Waking up to spice-scented French toast? Sign us up.

Whether you’re whipping up pancakes or eggs Benedict, homemade brunch is a fun way to make the weekend special, and this twist on baked French toast deserves a spot in your lineup. Developed by Liz Mervosh, the recipe is “inspired by the Swedish cardamom-infused buns called kardemummabullar” and features challah bread (or brioche), plenty of butter, a custard flavored with black peppercorns, and, of course, cardamom. After assembling the toasted bread and custard, you do have to be patient and let it chill — but as you’ll see, this makes the recipe ideal for prepping the night before and baking the next morning. Then, all that’s left to do is drizzle on maple syrup and enjoy.

Here are some tips for pulling it off, compiled from Mervosh’s recipe and the Food & Wine test kitchen.

Use a rich, egg-based bread

Challah bread is perfect for this recipe, since it will get nice and custardy without falling apart. Brioche works well, too.

Don’t forget that butter

Stirring the softened butter, granulated sugar, and ground cardamom together before spreading it on the bread slices ensures that the spice will be evenly distributed. (Plus, it helps the bread get nice and golden in the oven.)

Toast before you soak

Briefly baking the buttered bread before soaking it in the custard helps dry it out, preventing it from getting too soggy while it chills in the refrigerator and absorbs the custard.

Let it chill …

Allowing the mixture to chill, covered, for at least eight hours in the fridge ensures that the bread will absorb the custard all the way through, rather than being dry on top and then soggy on the bottom. It will also soften up and become infused with flavor.

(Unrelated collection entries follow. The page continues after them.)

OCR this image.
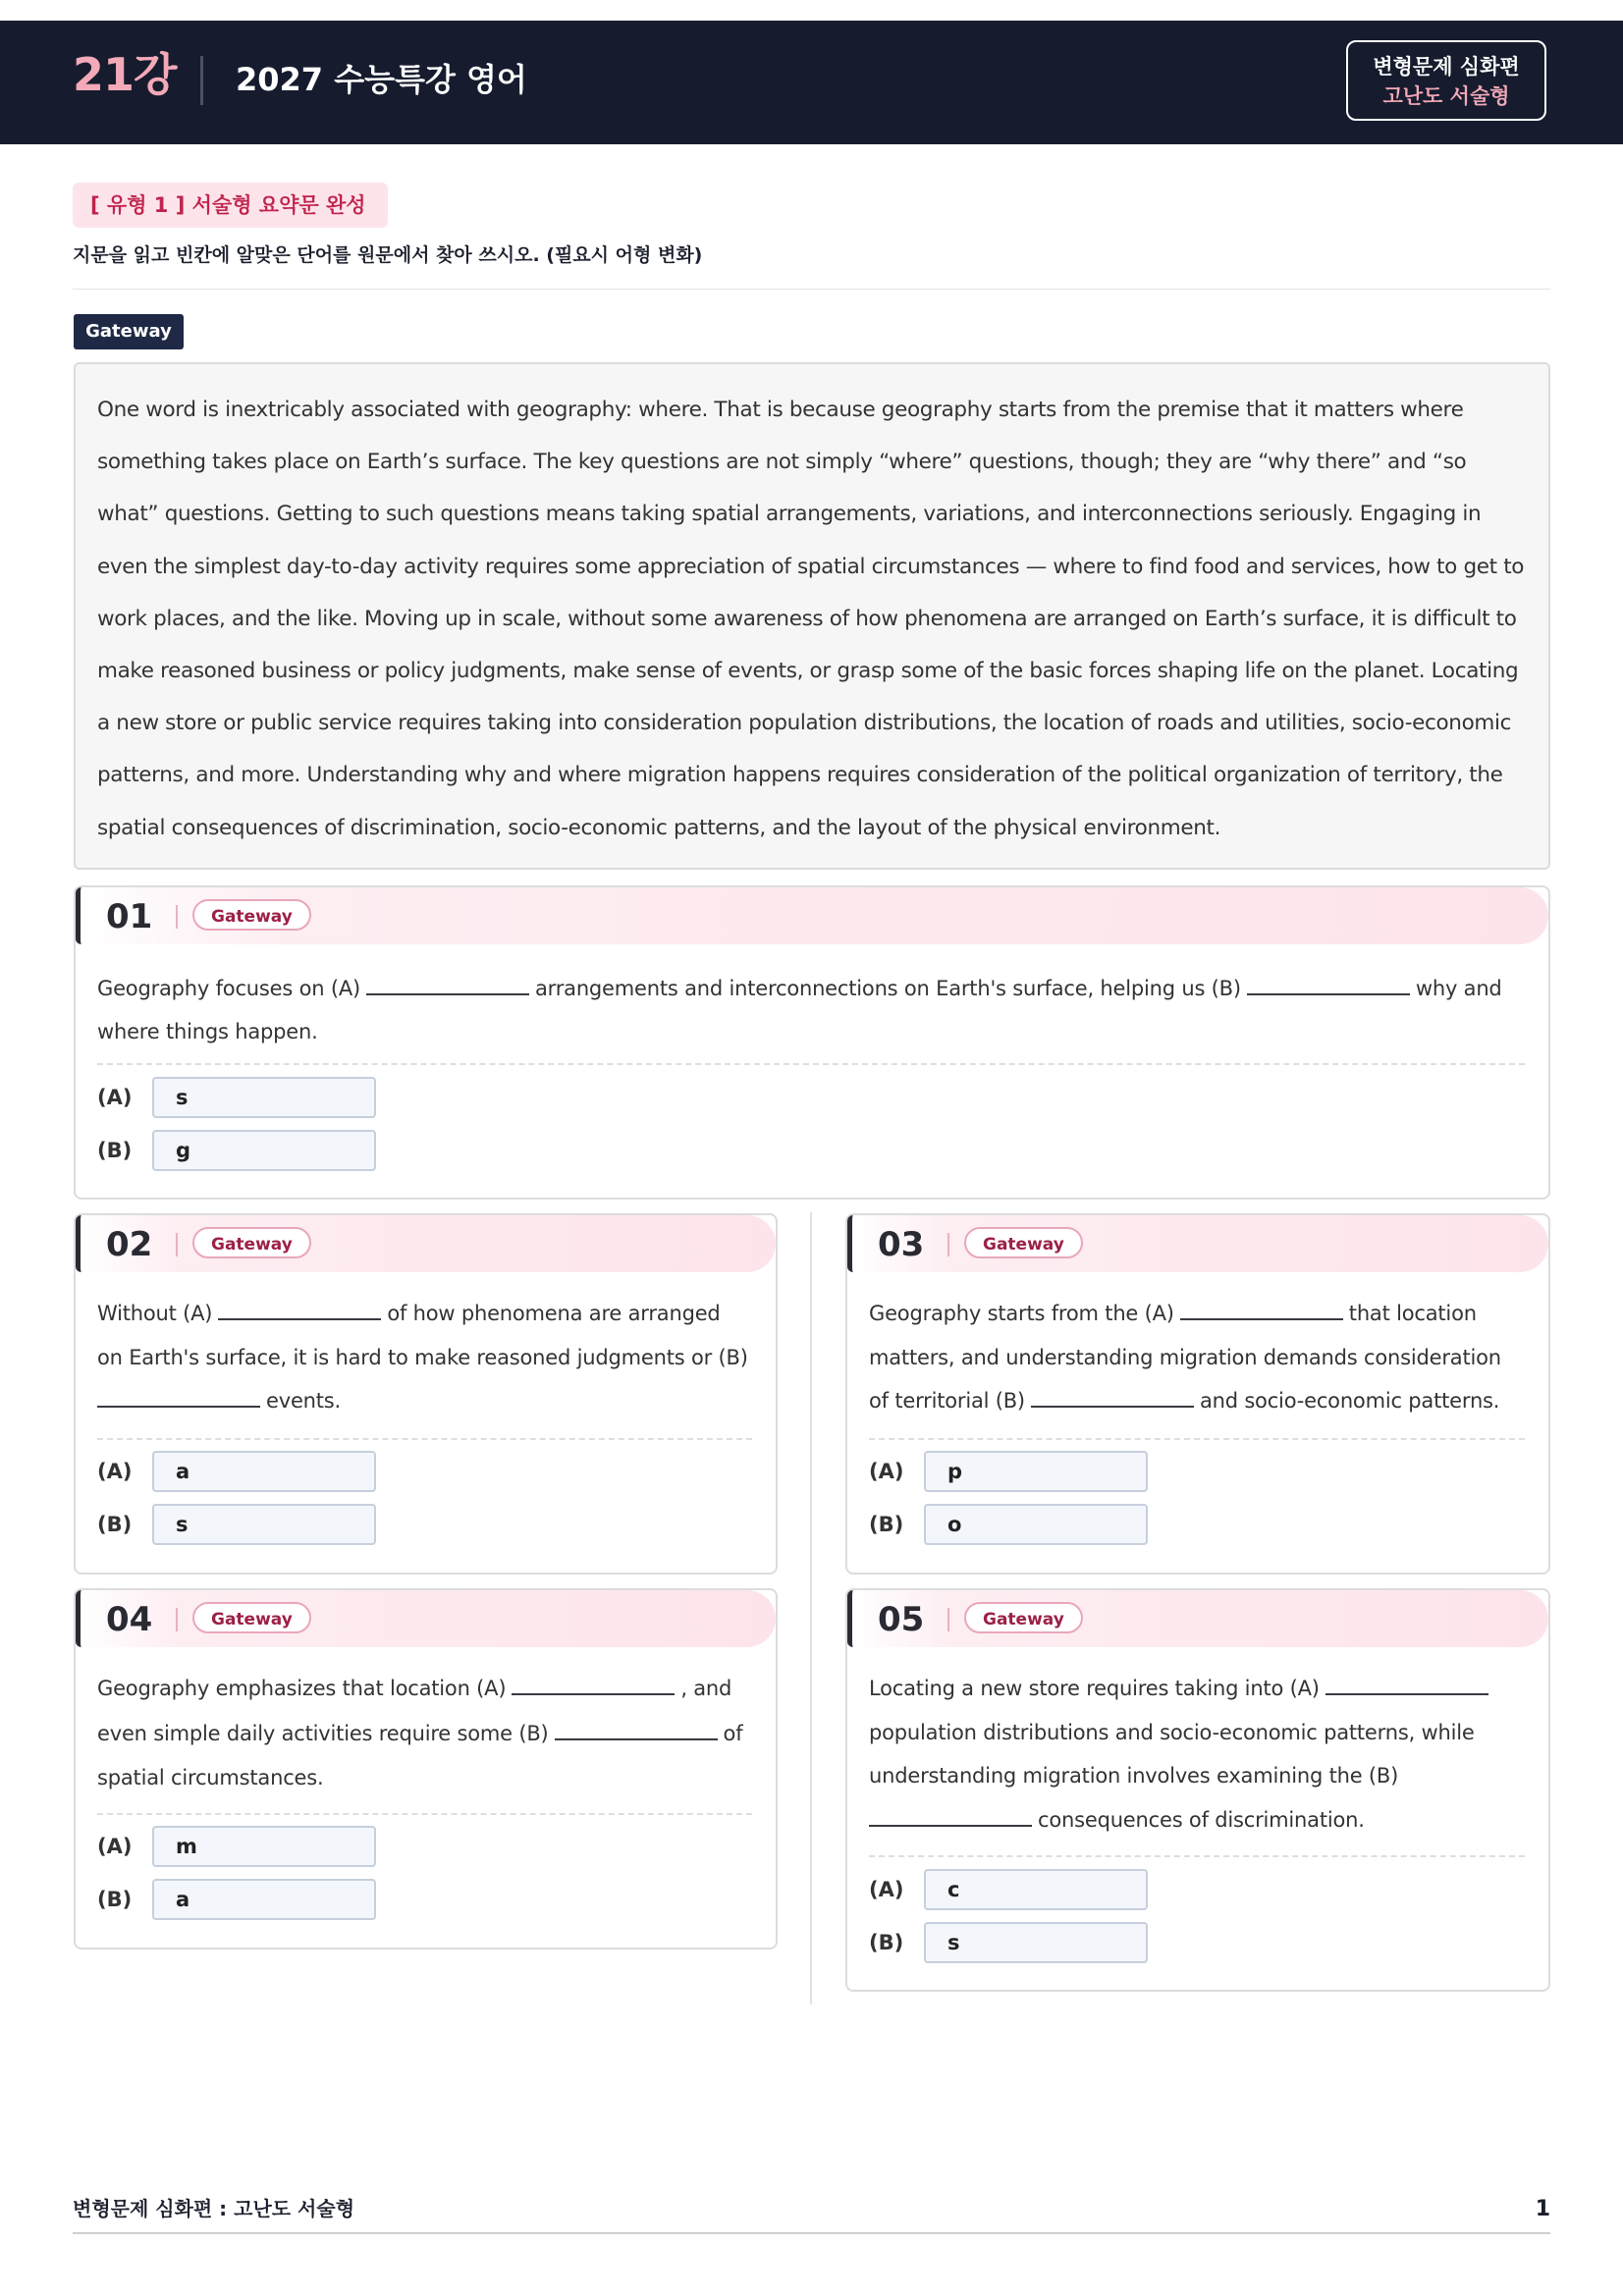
21강 2027 수능특강 영어	변형문제 심화편
고난도 서술형
[ 유형 1 ] 서술형 요약문 완성
지문을 읽고 빈칸에 알맞은 단어를 원문에서 찾아 쓰시오. (필요시 어형 변화)
Gateway
One word is inextricably associated with geography: where. That is because geography starts from the premise that it matters where something takes place on Earth’s surface. The key questions are not simply “where” questions, though; they are “why there” and “so what” questions. Getting to such questions means taking spatial arrangements, variations, and interconnections seriously. Engaging in even the simplest day-to-day activity requires some appreciation of spatial circumstances — where to find food and services, how to get to work places, and the like. Moving up in scale, without some awareness of how phenomena are arranged on Earth’s surface, it is difficult to make reasoned business or policy judgments, make sense of events, or grasp some of the basic forces shaping life on the planet. Locating a new store or public service requires taking into consideration population distributions, the location of roads and utilities, socio-economic patterns, and more. Understanding why and where migration happens requires consideration of the political organization of territory, the spatial consequences of discrimination, socio-economic patterns, and the layout of the physical environment.
01	Gateway
Geography focuses on (A)	arrangements and interconnections on Earth's surface, helping us (B)	why and where things happen.
(A)	s
(B)	g
02	Gateway
Without (A)	of how phenomena are arranged on Earth's surface, it is hard to make reasoned judgments or (B)events.
(A)	a
(B)	s
03	Gateway
Geography starts from the (A)	that location matters, and understanding migration demands consideration of territorial (B)	and socio-economic patterns.
(A)	p
(B)	o
04	Gateway
Geography emphasizes that location (A)	, and even simple daily activities require some (B)	of spatial circumstances.
(A)	m
(B)	a
05	Gateway
Locating a new store requires taking into (A)population distributions and socio-economic patterns, while understanding migration involves examining the (B)consequences of discrimination.
(A)	c
(B)	s
변형문제 심화편 : 고난도 서술형	1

… And then bring it back to room temperature

Once the bread mixture has been chilled and you’re ready to bake, Mervosh instructs you to let it stand at room temperature for 30 minutes, uncovered, while the oven preheats. If you placed it in the oven while it was still cold, it would drop the oven temperature and could result in the outside of the toast baking while the inside stays raw.

Grab the pearl sugar

Before the final bake, Mervosh says to brush the top of the bread mixture with melted butter and sprinkle on sugar. You’ll want to use Swedish pearl sugar or sanding sugar as opposed to granulated sugar, since it has more of a crunch and texture.

Serve it

French toast and maple syrup are a classic combination, so when you bring the toast to the table, bring a bottle with you, too. You can also serve the dish with fresh berries, as they’ll pair well with the cardamom.

It’s ideal for making ahead

Since there’s already a built-in step in this recipe for chilling the bread-custard mixture before it bakes (up to 12 hours), you can easily prepare it the night beforehand. The next morning, you’ll wake up knowing you’re only a quick bake and broil away from a dreamy breakfast.